There’s always some excuse why Congress cannot stick to its budget, so
supplemental bills are passed to permit spending extra “off-budget” funds.
“Emergency” spending now has become routine, planned spending.
American
taxpayers should know this latest emergency supplemental bill spends almost $92
billion, making it the largest supplemental appropriation in the history of the
U.S. Congress.
The entire federal budget was less than $92 billion in the early 1960s!
Is
there really an “emergency” that requires $1.2 billion to pay off our allies
for their help in Afghanistan?
If Pakistan, Jordan, and other nations chose to join our war effort, why
can’t their taxpayers foot the bill?
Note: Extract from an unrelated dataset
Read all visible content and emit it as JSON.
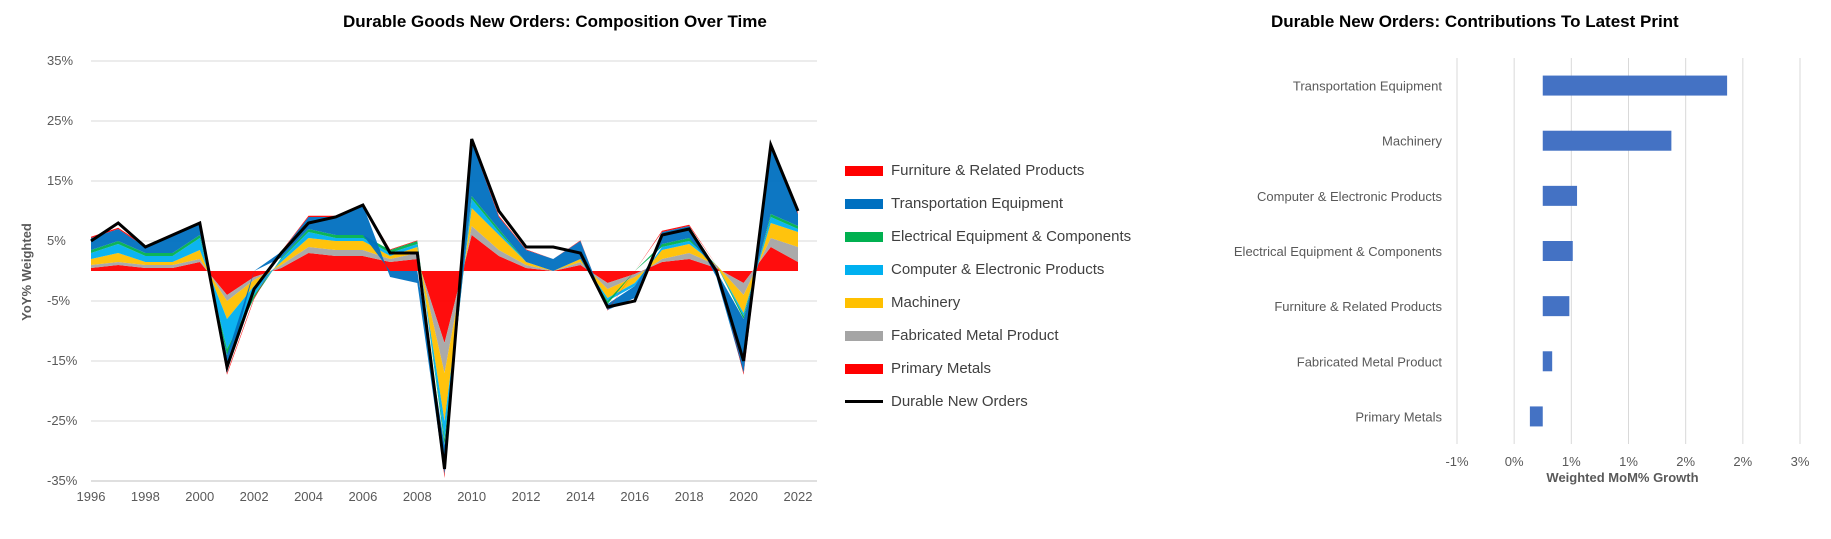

Won’t those nations in closer proximity
to Afghanistan benefit from the stability we are told U.S. troops will provide?
Perhaps they should pay us for stabilizing their neighborhood.
But it’s always American taxpayers who end up paying.
What
is the emergency that requires $36 million for taxpayer-funded broadcasting
programs overseas?
How about $30 million to build roads in Liberia?
If
we’re serious about spending money for emergencies, surely $92 billion could
be better spent addressing the aftermath of two domestic emergencies, namely
hurricanes Katrina and Rita.
The
real emergency is in Washington, where Congress is spending and borrowing
America into a perfect storm.
As economist James Turk explains, the federal government now relies upon
debt to finance 20% of its spending.
Low interest rates during the 1990s and early 2000s kept interest
payments on government debts- Treasury Bonds and Treasury Bills- somewhat
manageable. During
the same period, however, the Federal Reserve greatly increased the money
supply, which has caught up to us in the form of price inflation.
The Fed now must raise rates to combat this inflation, but higher
interest rates will chill economic growth and slow tax revenue.
To quote Mr. Turk, “The federal government faces a potentially toxic
mix of constrained revenues, soaring expenditures, ballooning debt, and rising
interest rates.”
This is the real emergency that must be addressed in Washington, and the only solution is to reduce government spending substantially. If we don’t put the brakes on the spending spree soon, we may find ourselves facing another period of economic malaise that rivals the 1930s.